Resistive switching behavior and bandgap analysis of two-dimensional HfS2 via density functional theory simulations

Abstract

Silicon-based memory and semiconductor technologies have recently approached their physical and spatial limits, making further advancements challenging. One promising solution to overcome this challenge is the exploration of transition metal dichalcogenides (TMDCs) for resistive random-access memory (RRAM) based on non-volatile memory and conductive filament mechanisms. Among the various TMDC materials, HfS2 has demonstrated significant potential for high-performance electronic devices. In particular, HfS2 has been used in resistive switching and field-effect transistor (FET) devices owing to its exceptionally high electron mobility, ON/ OFF ratio, and appropriate bandgap at room temperature. This study performed simulations based on density functional theory (DFT) to calculate the S vacancy formation energy, bandgap, and density of states required for using two-dimensional (2D) HfS2 as a resistive switching device. During the transition to the SET state, a conductive filament was assumed to form owing to vacancies created by removing sulfur atoms.

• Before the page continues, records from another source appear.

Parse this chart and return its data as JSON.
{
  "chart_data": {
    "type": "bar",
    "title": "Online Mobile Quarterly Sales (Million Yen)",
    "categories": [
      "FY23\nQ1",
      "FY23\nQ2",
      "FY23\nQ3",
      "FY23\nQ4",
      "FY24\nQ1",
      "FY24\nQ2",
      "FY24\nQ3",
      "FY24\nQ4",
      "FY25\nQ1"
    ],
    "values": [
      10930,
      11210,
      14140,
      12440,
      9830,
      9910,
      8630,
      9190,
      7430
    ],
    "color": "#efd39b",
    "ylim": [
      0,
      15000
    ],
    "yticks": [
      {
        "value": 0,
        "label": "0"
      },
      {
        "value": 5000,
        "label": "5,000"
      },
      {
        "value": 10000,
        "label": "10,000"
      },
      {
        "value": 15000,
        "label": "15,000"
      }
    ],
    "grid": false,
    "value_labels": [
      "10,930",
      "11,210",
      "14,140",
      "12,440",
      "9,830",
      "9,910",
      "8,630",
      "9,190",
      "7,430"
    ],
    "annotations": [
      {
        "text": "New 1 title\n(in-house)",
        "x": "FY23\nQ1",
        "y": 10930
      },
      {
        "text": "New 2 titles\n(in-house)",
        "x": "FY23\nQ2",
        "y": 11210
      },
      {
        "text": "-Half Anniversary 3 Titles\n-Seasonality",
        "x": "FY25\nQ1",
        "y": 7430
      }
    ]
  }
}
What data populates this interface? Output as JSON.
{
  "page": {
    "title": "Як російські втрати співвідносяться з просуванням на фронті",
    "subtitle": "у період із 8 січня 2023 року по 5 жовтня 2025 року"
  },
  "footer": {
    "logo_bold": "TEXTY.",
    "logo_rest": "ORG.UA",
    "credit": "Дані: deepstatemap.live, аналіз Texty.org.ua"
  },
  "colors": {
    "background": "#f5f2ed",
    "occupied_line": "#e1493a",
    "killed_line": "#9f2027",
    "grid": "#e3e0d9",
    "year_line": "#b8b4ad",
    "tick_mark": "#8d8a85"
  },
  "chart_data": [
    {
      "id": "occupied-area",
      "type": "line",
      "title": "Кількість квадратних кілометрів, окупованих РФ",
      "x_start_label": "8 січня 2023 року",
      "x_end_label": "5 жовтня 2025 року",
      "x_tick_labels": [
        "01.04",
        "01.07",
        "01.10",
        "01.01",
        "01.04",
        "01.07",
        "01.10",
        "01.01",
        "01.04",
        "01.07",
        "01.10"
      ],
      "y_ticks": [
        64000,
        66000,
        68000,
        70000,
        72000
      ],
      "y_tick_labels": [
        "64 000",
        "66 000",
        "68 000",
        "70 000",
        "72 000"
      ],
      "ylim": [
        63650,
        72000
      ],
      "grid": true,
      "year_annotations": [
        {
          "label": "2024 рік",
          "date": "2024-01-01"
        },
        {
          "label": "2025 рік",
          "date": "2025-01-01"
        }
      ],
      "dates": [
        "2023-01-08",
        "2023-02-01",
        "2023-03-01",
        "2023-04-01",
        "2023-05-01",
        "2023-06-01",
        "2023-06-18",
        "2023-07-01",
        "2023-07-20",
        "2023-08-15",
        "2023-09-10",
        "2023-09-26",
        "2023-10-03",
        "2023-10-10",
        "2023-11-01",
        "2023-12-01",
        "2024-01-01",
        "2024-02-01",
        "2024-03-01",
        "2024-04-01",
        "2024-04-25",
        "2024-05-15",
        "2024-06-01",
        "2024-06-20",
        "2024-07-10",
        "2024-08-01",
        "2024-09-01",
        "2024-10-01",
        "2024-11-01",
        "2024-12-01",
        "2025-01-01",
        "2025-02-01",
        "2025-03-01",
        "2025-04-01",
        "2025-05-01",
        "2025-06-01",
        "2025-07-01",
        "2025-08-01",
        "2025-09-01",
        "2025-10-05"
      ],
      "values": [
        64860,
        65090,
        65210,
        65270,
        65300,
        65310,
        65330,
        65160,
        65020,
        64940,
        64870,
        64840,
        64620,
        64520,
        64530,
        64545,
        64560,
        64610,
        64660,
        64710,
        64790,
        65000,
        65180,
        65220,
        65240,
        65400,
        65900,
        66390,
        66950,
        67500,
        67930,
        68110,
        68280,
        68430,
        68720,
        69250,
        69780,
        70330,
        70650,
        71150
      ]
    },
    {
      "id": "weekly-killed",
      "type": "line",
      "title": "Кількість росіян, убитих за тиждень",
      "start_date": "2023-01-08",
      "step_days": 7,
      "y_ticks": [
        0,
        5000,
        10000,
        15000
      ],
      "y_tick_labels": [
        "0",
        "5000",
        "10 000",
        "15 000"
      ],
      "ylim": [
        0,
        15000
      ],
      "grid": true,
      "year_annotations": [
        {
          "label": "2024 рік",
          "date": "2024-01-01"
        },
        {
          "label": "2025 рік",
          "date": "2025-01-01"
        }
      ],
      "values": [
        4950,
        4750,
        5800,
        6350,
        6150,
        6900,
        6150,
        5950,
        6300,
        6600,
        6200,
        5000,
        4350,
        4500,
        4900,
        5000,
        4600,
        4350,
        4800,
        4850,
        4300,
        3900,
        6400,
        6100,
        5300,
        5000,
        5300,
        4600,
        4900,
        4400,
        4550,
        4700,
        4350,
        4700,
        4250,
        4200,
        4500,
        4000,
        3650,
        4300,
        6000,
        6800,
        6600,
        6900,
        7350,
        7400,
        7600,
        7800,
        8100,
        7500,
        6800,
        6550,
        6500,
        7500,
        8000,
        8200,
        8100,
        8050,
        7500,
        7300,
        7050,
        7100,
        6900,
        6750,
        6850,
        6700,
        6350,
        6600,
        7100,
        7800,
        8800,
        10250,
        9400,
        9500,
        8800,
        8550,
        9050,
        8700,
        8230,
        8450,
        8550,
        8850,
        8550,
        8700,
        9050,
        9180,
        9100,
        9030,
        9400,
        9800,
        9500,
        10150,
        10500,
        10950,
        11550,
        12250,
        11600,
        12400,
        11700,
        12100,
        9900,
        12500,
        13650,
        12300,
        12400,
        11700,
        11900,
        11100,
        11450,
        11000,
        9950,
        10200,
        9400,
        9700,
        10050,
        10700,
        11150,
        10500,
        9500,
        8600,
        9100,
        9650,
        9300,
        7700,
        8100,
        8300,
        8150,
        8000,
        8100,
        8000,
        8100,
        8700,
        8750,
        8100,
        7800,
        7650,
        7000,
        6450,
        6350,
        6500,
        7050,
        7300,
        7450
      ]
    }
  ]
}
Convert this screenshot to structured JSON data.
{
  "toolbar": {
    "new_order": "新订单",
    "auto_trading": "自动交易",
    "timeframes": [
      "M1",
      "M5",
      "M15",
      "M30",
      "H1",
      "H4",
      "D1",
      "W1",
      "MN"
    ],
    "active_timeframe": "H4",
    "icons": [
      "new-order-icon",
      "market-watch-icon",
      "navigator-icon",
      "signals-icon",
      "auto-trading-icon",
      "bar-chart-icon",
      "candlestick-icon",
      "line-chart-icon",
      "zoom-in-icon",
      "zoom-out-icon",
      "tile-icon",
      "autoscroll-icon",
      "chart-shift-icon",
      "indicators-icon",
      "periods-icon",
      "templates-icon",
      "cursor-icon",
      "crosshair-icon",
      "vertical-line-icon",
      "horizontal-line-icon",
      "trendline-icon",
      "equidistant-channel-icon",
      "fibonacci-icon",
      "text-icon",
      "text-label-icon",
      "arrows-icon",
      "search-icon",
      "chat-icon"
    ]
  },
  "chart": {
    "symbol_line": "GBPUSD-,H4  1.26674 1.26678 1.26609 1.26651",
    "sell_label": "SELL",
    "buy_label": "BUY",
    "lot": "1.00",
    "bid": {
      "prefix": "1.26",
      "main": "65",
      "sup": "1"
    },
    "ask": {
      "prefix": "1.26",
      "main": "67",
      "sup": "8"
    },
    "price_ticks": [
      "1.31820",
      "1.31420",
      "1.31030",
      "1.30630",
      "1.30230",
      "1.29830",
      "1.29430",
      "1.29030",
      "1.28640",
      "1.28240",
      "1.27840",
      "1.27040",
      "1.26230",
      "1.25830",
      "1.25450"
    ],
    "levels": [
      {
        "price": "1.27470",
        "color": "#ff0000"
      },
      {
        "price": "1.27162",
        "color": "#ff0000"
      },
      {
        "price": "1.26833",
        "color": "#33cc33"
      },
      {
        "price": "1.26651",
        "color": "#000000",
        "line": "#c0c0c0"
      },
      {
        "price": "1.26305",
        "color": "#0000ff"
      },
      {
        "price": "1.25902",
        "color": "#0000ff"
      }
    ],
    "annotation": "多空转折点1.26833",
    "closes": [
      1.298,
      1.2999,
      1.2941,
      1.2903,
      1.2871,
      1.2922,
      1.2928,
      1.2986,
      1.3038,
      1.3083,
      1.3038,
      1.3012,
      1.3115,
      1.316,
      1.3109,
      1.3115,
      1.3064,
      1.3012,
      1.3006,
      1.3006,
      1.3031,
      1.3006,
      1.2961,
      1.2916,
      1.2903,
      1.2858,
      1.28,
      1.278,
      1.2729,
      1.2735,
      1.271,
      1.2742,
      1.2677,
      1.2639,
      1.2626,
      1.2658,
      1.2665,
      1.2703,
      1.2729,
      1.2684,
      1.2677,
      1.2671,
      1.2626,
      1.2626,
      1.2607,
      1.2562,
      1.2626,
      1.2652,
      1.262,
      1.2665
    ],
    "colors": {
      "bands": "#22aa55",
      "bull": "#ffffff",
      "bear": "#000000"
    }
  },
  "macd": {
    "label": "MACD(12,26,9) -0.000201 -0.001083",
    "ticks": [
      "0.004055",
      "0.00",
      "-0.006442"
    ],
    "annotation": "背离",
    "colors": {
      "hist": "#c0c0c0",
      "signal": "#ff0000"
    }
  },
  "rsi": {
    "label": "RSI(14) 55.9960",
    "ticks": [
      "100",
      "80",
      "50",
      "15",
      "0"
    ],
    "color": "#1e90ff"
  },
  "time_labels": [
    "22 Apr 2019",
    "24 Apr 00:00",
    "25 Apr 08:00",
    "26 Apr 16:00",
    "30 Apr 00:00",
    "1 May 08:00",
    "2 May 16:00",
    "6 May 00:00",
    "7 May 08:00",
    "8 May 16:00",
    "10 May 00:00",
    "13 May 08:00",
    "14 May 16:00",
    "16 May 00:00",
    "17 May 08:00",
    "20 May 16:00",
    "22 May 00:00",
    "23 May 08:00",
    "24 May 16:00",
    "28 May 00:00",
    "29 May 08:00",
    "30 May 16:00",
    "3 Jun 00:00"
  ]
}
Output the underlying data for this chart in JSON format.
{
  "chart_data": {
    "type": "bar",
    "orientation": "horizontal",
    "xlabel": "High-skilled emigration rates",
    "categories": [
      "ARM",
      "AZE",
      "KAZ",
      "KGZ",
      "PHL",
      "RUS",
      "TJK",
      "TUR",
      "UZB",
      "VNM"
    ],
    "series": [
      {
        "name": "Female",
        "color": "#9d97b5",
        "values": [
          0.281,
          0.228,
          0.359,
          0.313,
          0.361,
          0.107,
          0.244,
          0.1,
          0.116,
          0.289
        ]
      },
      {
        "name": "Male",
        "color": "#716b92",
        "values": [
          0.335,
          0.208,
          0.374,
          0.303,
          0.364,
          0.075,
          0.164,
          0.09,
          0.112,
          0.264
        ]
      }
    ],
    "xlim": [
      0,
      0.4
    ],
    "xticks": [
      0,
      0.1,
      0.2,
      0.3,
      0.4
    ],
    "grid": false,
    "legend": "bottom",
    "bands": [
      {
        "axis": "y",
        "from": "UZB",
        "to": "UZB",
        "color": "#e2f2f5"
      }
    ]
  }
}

Conversely, during the transition to the RESET state, these vacancies are refilled, restoring the atomic structure. When seven sulfur atoms were removed, the bandgap became zero. When the sulfur atoms were restored, the atomic structure and bandgap reverted to their initial states. This indicates a SET/RESET process, highlighting the potential of HfS2 for application in resistive switching devices. This study provides insights into developing energy-efficient, scalable, and high-performance memory devices critical for future computing needs.